The ISI is excited to cosponsor a workshop, open to UMass graduate students and faculty, led by Stewart Motha on February 13. The interdisciplinary workshop with Professor Motha will explore how memory and belonging can be studied from the perspectives of post-colonial studies and critical legal studies. A pre-circulated text drawn from Professor Motha’s book Archiving Sovereignty (forthcoming with University of Michigan Press) will form the basis for discussion. Reworking the notion of the ‘archive’, Motha explores the memorial and ‘as if’ function of modern law as it is elaborated through juridical case studies, and literary and other artistic works drawn from Australia, South Africa, and the Indian Ocean region. The workshop will be of interest to doctoral students and faculty studying topics that touch on sovereign violence, history, interpretation and language. The seminar is capped at twenty; if you are interested in attending, please write to isi@umass.edu to reserve a spot.

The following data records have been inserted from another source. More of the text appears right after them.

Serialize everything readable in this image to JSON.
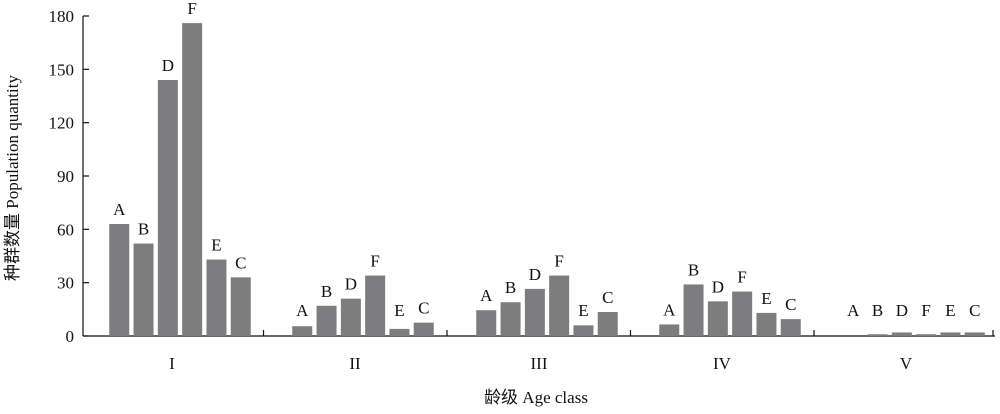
{
  "chart_data": {
    "type": "bar",
    "title": "",
    "ylabel": "种群数量 Population quantity",
    "xlabel": "龄级 Age class",
    "categories": [
      "I",
      "II",
      "III",
      "IV",
      "V"
    ],
    "ylim": [
      0,
      180
    ],
    "yticks": [
      0,
      30,
      60,
      90,
      120,
      150,
      180
    ],
    "grid": false,
    "legend": "none",
    "bar_color": "#7d7d7f",
    "groups": [
      {
        "category": "I",
        "bars": [
          {
            "label": "A",
            "value": 63
          },
          {
            "label": "B",
            "value": 52
          },
          {
            "label": "D",
            "value": 144
          },
          {
            "label": "F",
            "value": 176
          },
          {
            "label": "E",
            "value": 43
          },
          {
            "label": "C",
            "value": 33
          }
        ]
      },
      {
        "category": "II",
        "bars": [
          {
            "label": "A",
            "value": 5.5
          },
          {
            "label": "B",
            "value": 17
          },
          {
            "label": "D",
            "value": 21
          },
          {
            "label": "F",
            "value": 34
          },
          {
            "label": "E",
            "value": 4
          },
          {
            "label": "C",
            "value": 7.5
          }
        ]
      },
      {
        "category": "III",
        "bars": [
          {
            "label": "A",
            "value": 14.5
          },
          {
            "label": "B",
            "value": 19
          },
          {
            "label": "D",
            "value": 26.5
          },
          {
            "label": "F",
            "value": 34
          },
          {
            "label": "E",
            "value": 6
          },
          {
            "label": "C",
            "value": 13.5
          }
        ]
      },
      {
        "category": "IV",
        "bars": [
          {
            "label": "A",
            "value": 6.5
          },
          {
            "label": "B",
            "value": 29
          },
          {
            "label": "D",
            "value": 19.5
          },
          {
            "label": "F",
            "value": 25
          },
          {
            "label": "E",
            "value": 13
          },
          {
            "label": "C",
            "value": 9.5
          }
        ]
      },
      {
        "category": "V",
        "bars": [
          {
            "label": "A",
            "value": 0
          },
          {
            "label": "B",
            "value": 1
          },
          {
            "label": "D",
            "value": 2
          },
          {
            "label": "F",
            "value": 1
          },
          {
            "label": "E",
            "value": 2
          },
          {
            "label": "C",
            "value": 2
          }
        ]
      }
    ]
  }
}
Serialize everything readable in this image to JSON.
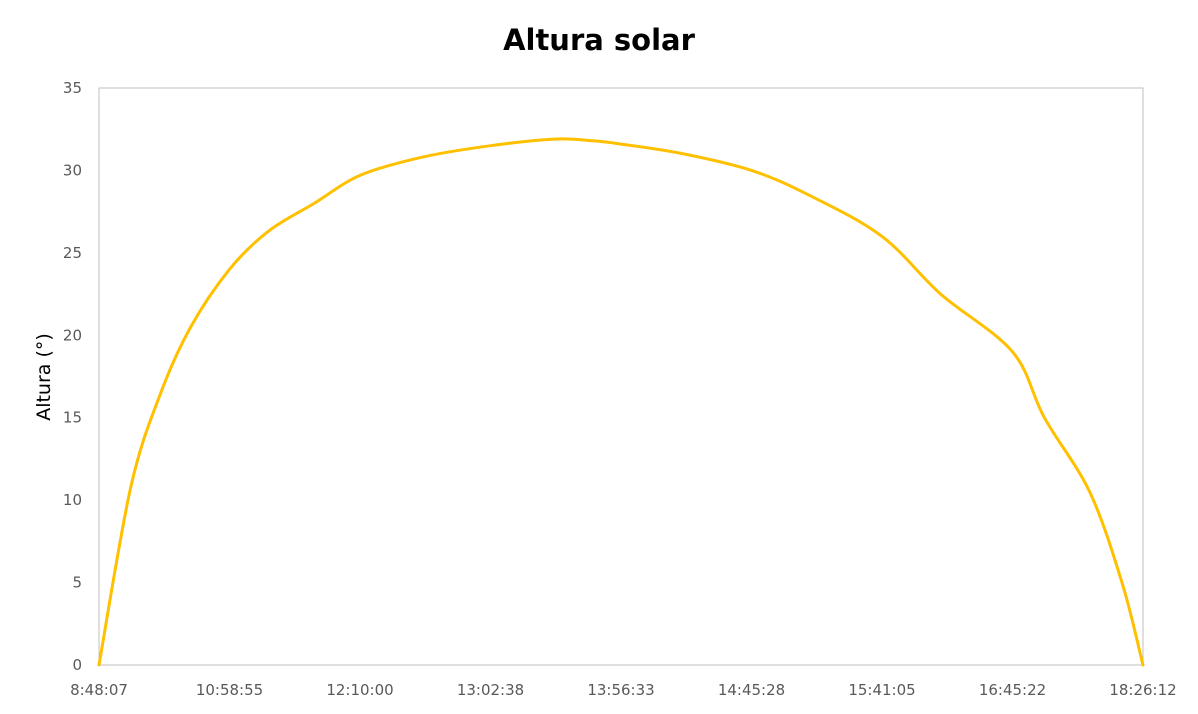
{
  "chart_data": {
    "type": "line",
    "title": "Altura solar",
    "xlabel": "",
    "ylabel": "Altura (°)",
    "ylim": [
      0,
      35
    ],
    "yticks": [
      0,
      5,
      10,
      15,
      20,
      25,
      30,
      35
    ],
    "xtick_labels": [
      "8:48:07",
      "10:58:55",
      "12:10:00",
      "13:02:38",
      "13:56:33",
      "14:45:28",
      "15:41:05",
      "16:45:22",
      "18:26:12"
    ],
    "grid": false,
    "legend": "none",
    "series_color": "#FFC000",
    "series": [
      {
        "x": [
          "8:48:07",
          "9:20:00",
          "9:50:00",
          "10:20:00",
          "10:58:55",
          "11:20:00",
          "11:45:00",
          "12:10:00",
          "12:35:00",
          "13:02:38",
          "13:29:00",
          "13:45:00",
          "13:56:33",
          "14:20:00",
          "14:45:28",
          "15:10:00",
          "15:41:05",
          "16:10:00",
          "16:45:22",
          "17:10:00",
          "17:45:00",
          "18:10:00",
          "18:26:12"
        ],
        "values": [
          0,
          10.8,
          16.5,
          20.5,
          24.0,
          26.3,
          28.0,
          29.7,
          30.8,
          31.5,
          31.9,
          31.8,
          31.6,
          31.0,
          30.0,
          28.5,
          26.0,
          22.5,
          19.0,
          15.0,
          10.5,
          5.0,
          0
        ]
      }
    ]
  }
}
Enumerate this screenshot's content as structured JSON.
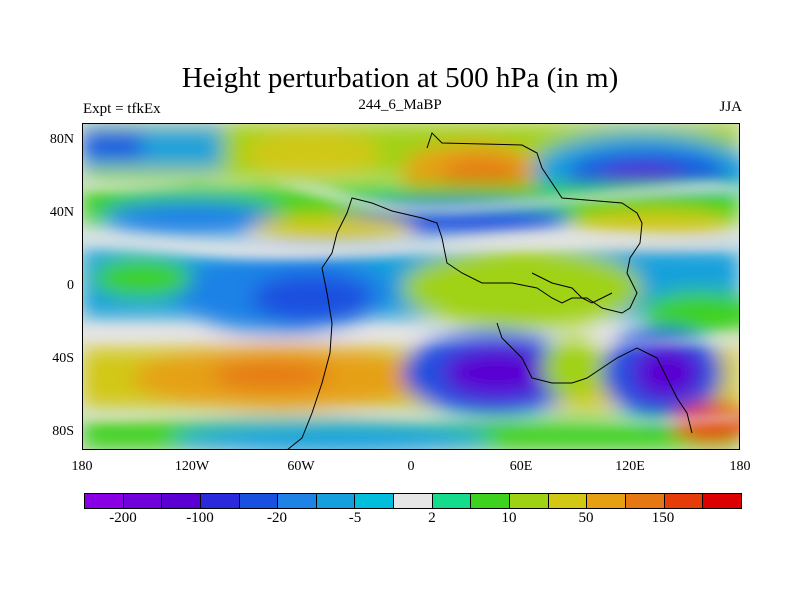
{
  "title": "Height perturbation at 500 hPa (in m)",
  "left_label": "Expt = tfkEx",
  "center_label": "244_6_MaBP",
  "right_label": "JJA",
  "y_ticks": [
    "80N",
    "40N",
    "0",
    "40S",
    "80S"
  ],
  "x_ticks": [
    "180",
    "120W",
    "60W",
    "0",
    "60E",
    "120E",
    "180"
  ],
  "colorbar": {
    "colors": [
      "#8a00e6",
      "#7000dc",
      "#5a00d2",
      "#2a2adc",
      "#1a50e0",
      "#1e82e6",
      "#14a0dc",
      "#00bedc",
      "#e6e6e6",
      "#14dc8c",
      "#3cd21e",
      "#a0d214",
      "#d2c814",
      "#e6a014",
      "#e67814",
      "#e63c0a",
      "#dc0000"
    ],
    "labels": [
      "-200",
      "-100",
      "-20",
      "-5",
      "2",
      "10",
      "50",
      "150"
    ]
  },
  "colors": {
    "deep_negative": "#5a00d2",
    "negative": "#1a50e0",
    "mild_negative": "#14a0dc",
    "neutral": "#e6e6e6",
    "mild_positive": "#3cd21e",
    "positive": "#a0d214",
    "strong_positive": "#e6a014",
    "peak": "#dc0000"
  }
}
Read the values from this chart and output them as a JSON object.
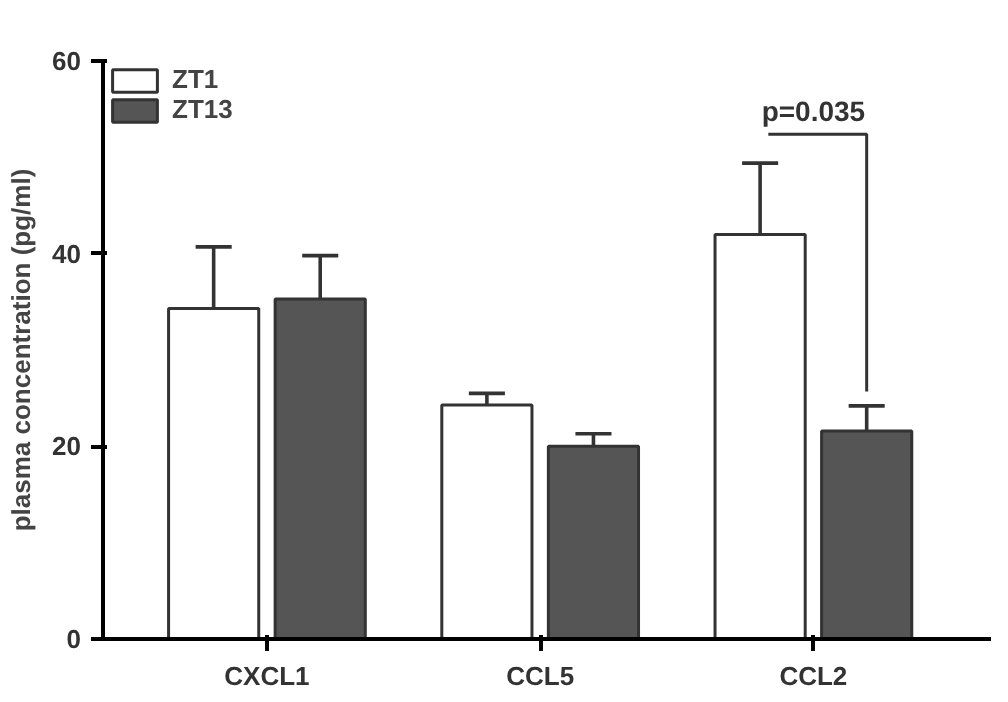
{
  "chart_data": {
    "type": "bar",
    "ylabel": "plasma concentration (pg/ml)",
    "categories": [
      "CXCL1",
      "CCL5",
      "CCL2"
    ],
    "series": [
      {
        "name": "ZT1",
        "color": "#ffffff",
        "values": [
          34.3,
          24.3,
          42.0
        ],
        "errors": [
          [
            34.3,
            40.7
          ],
          [
            24.3,
            25.5
          ],
          [
            42.0,
            49.4
          ]
        ]
      },
      {
        "name": "ZT13",
        "color": "#555555",
        "values": [
          35.3,
          20.0,
          21.6
        ],
        "errors": [
          [
            35.3,
            39.8
          ],
          [
            20.0,
            21.3
          ],
          [
            21.6,
            24.2
          ]
        ]
      }
    ],
    "ylim": [
      0,
      60
    ],
    "yticks": [
      0,
      20,
      40,
      60
    ],
    "grid": false,
    "legend": "top left",
    "annotations": [
      "p=0.035"
    ]
  }
}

In addition to this workshop, Professor Motha will give a public lecture at Amherst College at 4:30pm on Tues, Feb. 14 titled “Redundant Refugees.”
 

2016-2017 ISI 'Trespassing' Residency: Daniel Kanstroom, March 20-24

The Interdisciplinary Studies Institute (ISI) was delighted to welcome Daniel Kanstroom as our distinguished Resident for 2016-17. He visited the UMass Amherst campus from March 21-24 as part of the ISI’s 2016-17 theme, ‘Trespassing.’ On March 22, Professor Kanstroom delivered a public lecture entitled ‘Global Deportation: The Rise of a Dangerous New Phenomenon’ (Old Chapel Great Hall, 4.30 pm), and during the week he also engaged with faculty, graduate students, and the local community, including the Pioneer Valley Worker's Center.